Data might not always be perfect, and may contain observations that are missing values for variables, or may contain duplicate observations. In some cases, we want to able to clean up datasets by dropping these values, using methods from the `pandas` library.

This is especially helpful for plotting visualizations using the `Python 3` kernel, because you will be visualizing less points and thus making the visualization load quicker. For example, for our affluence bubble map visualization, we cut down our large dataset from over 200 million observations to around 2 million observations by removing any observations with `NaN` values and any duplicate observations.

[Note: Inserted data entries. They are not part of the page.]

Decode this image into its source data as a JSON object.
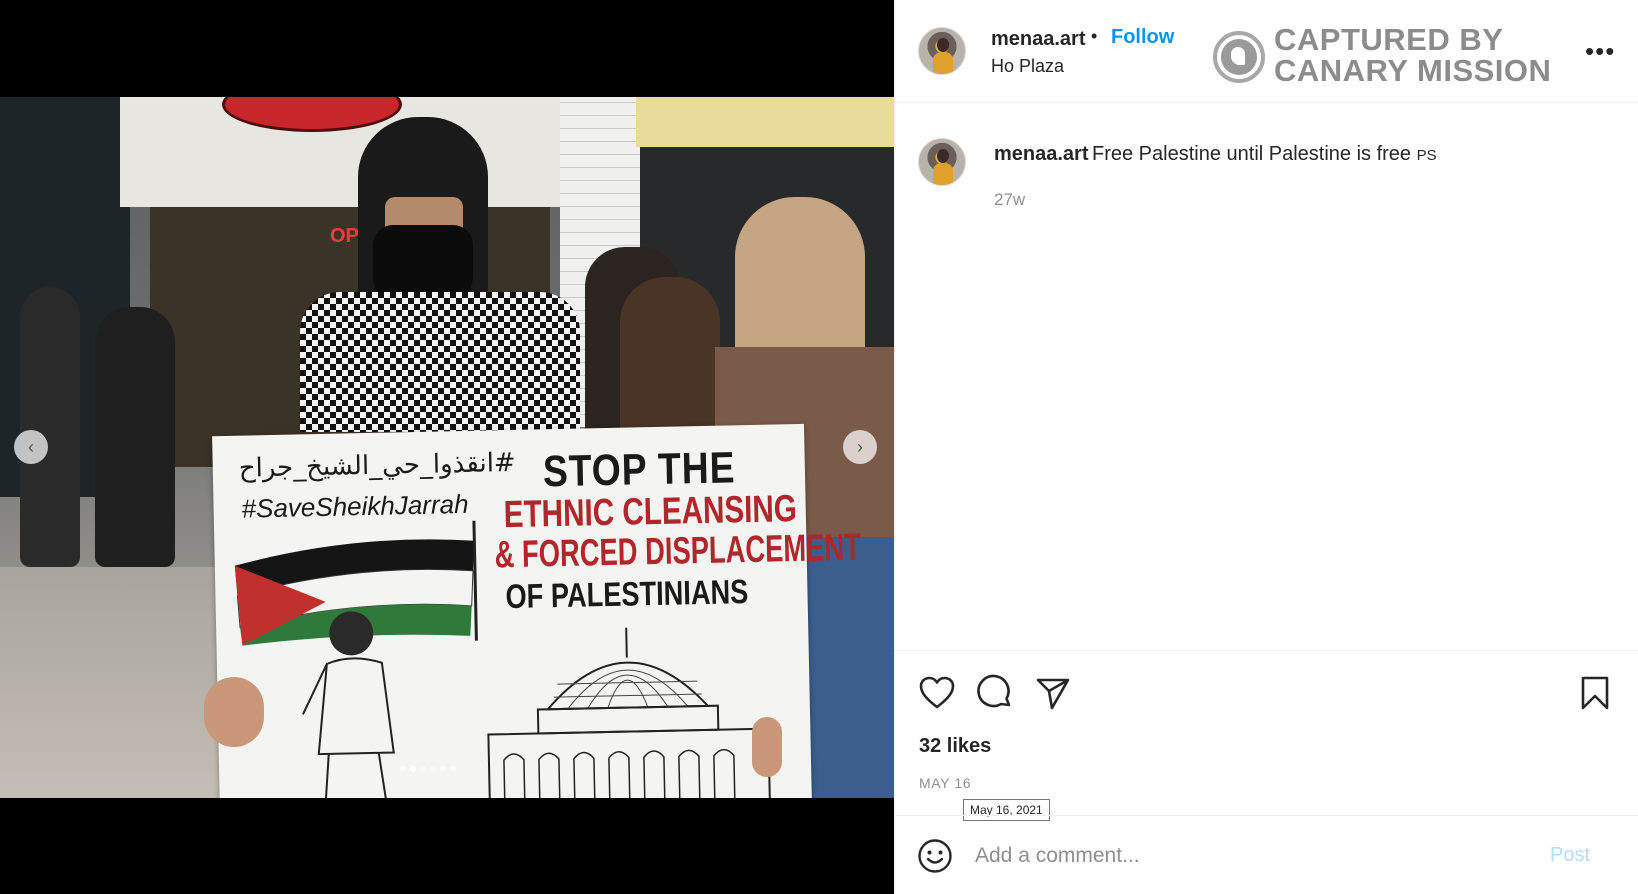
{
  "post": {
    "username": "menaa.art",
    "follow_label": "Follow",
    "separator": "•",
    "location": "Ho Plaza",
    "more_icon_label": "•••"
  },
  "watermark": {
    "line1": "CAPTURED BY",
    "line2": "CANARY MISSION"
  },
  "caption": {
    "username": "menaa.art",
    "text": "Free Palestine until Palestine is free",
    "suffix": "PS",
    "time": "27w"
  },
  "engagement": {
    "likes": "32 likes",
    "date": "MAY 16",
    "date_tooltip": "May 16, 2021"
  },
  "comment": {
    "placeholder": "Add a comment...",
    "post_label": "Post"
  },
  "media": {
    "placard_hashtag_ar": "#انقذوا_حي_الشيخ_جراح",
    "placard_hashtag_en": "#SaveSheikhJarrah",
    "placard_line1": "STOP THE",
    "placard_line2": "ETHNIC CLEANSING",
    "placard_line3": "& FORCED DISPLACEMENT",
    "placard_line4": "OF PALESTINIANS",
    "storefront_neon": "OPE",
    "carousel_count": 6,
    "carousel_active": 2
  },
  "icons": {
    "like": "heart-icon",
    "comment": "comment-icon",
    "share": "paper-plane-icon",
    "save": "bookmark-icon",
    "emoji": "smiley-icon",
    "prev": "chevron-left-icon",
    "next": "chevron-right-icon",
    "more": "ellipsis-icon"
  },
  "colors": {
    "follow": "#0095f6",
    "post_disabled": "#b3dbff",
    "muted": "#8e8e8e",
    "watermark": "#8c8c8c",
    "placard_red": "#b0262b"
  }
}
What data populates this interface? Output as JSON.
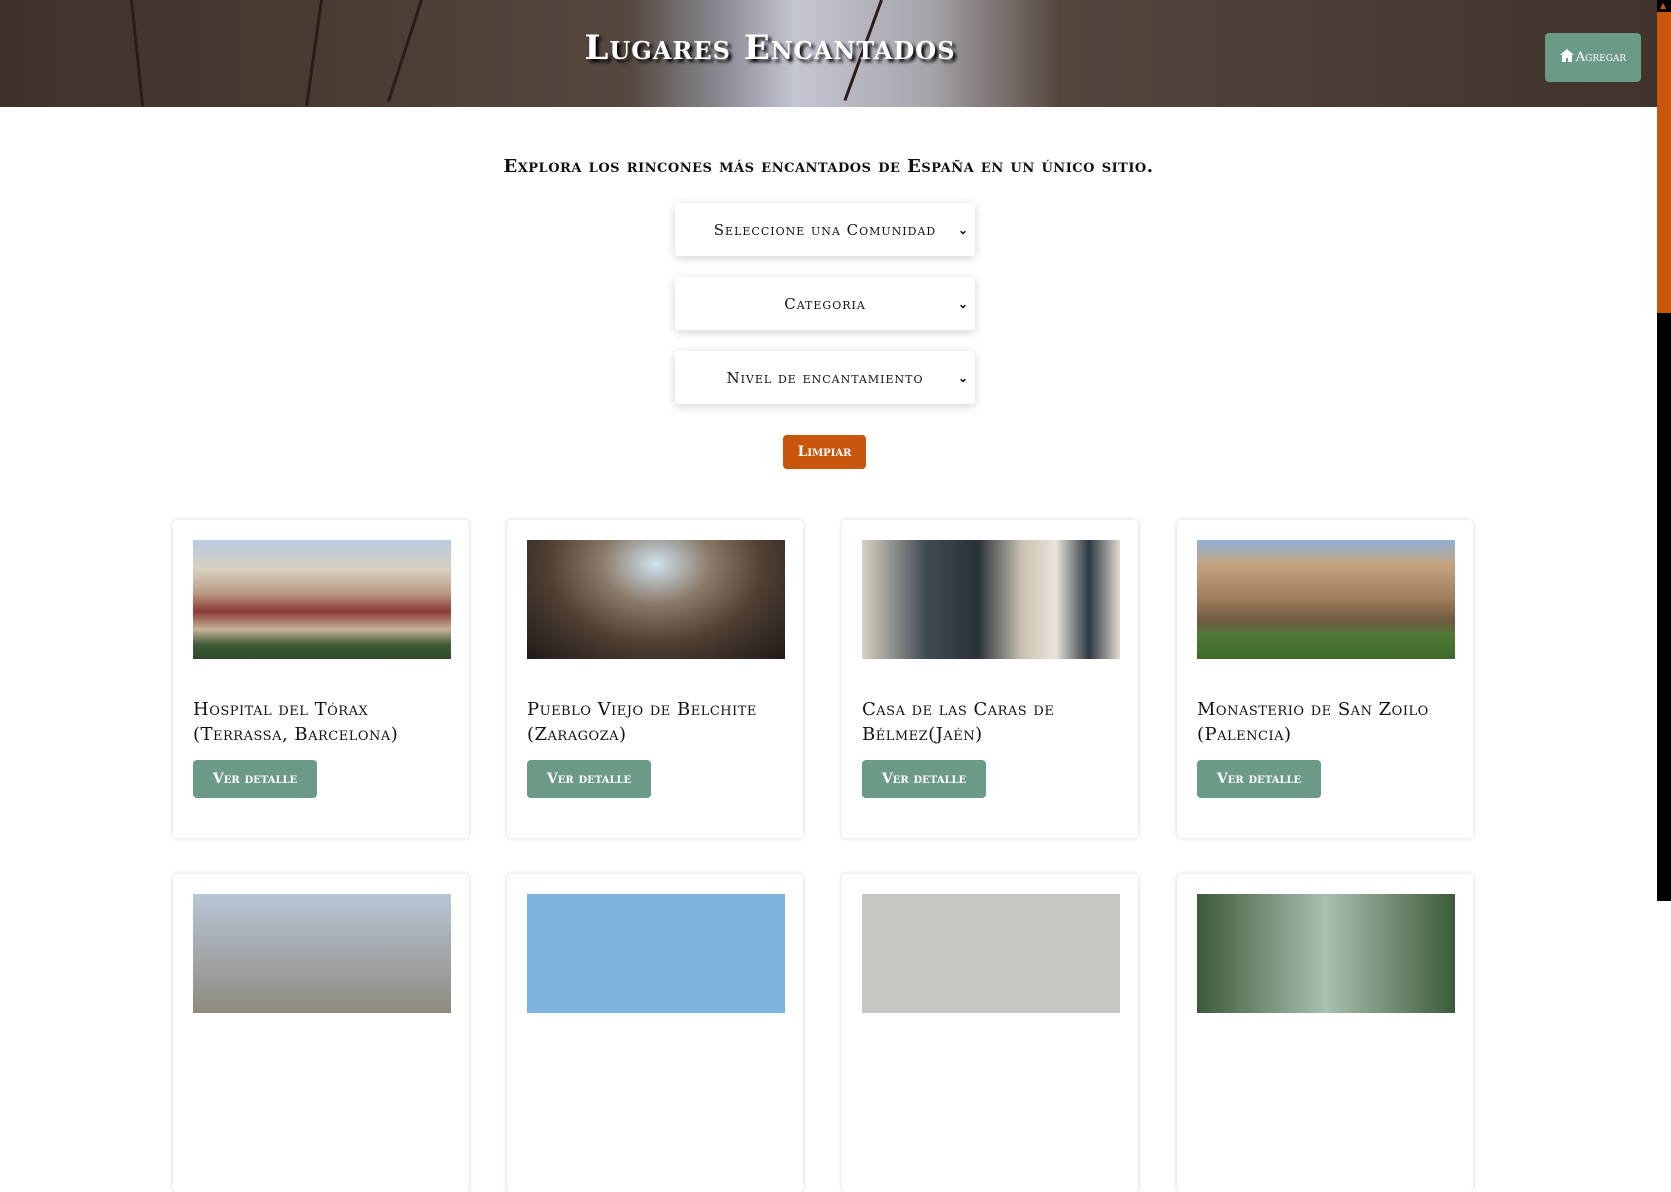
{
  "header": {
    "title": "Lugares Encantados",
    "add_label": "Agregar",
    "add_icon": "home-icon"
  },
  "tagline": "Explora los rincones más encantados de España en un único sitio.",
  "filters": {
    "community": "Seleccione una Comunidad",
    "category": "Categoria",
    "level": "Nivel de encantamiento"
  },
  "clear_label": "Limpiar",
  "colors": {
    "accent_green": "#6b9a87",
    "accent_orange": "#c9560d"
  },
  "cards": [
    {
      "title": "Hospital del Tórax (Terrassa, Barcelona)",
      "button": "Ver detalle"
    },
    {
      "title": "Pueblo Viejo de Belchite (Zaragoza)",
      "button": "Ver detalle"
    },
    {
      "title": "Casa de las Caras de Bélmez(Jaén)",
      "button": "Ver detalle"
    },
    {
      "title": "Monasterio de San Zoilo (Palencia)",
      "button": "Ver detalle"
    }
  ]
}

We had to do this because the code we wanted to use to create this visualization needed the `geoviews` library, which the `rapids` kernel does not support.

## Import Libraries

Here we are importing the necessary libraries for the data cleaning code.

In [1]:
import os
import pandas as pd

## Read In Data

Read in the data that you would like to drop certain values for. The `os.getcwd()` method gets the current working directory that you are in, which should be inside the `data_wrangling` folder. However, to access the data file, we need to replace the current working directory with the directory that leads to the file. Once that has been done, we can go head with reading in the data and performing the necessary data manipulations.

In [2]:
DATA_DIR = os.getcwd()
DATA_DIR = DATA_DIR.replace('data_wrangling', 'synthetic_data')

In [3]:
tester = pd.read_parquet(DATA_DIR + '/final_combinedsubclus.parquet')

## Drop N/A Values

We can drop `NaN` values using the `.dropna()` function. For more information, you can visit this link: https://pandas.pydata.org/docs/reference/api/pandas.DataFrame.dropna.html.

In [5]:
df1 = tester.dropna(how='any', axis=0)

## Drop Duplicate Values

We can drop duplicate values using the `.drop_duplicates()` function. For more information, you can visit this link: https://pandas.pydata.org/docs/reference/api/pandas.DataFrame.drop_duplicates.html.

In [6]:
df2 = df1.drop_duplicates(keep=False)

## Export as Parquet File

Once you've dropped all of the values and gotten your dataset down to a smaller number of observations, you can save your dataframe as a `parquet` file so that you don't need to run this code each time you want to use this data. 

In [8]:
df2.to_parquet(DATA_DIR + '/cleaned_final_combinedsubclus.parquet')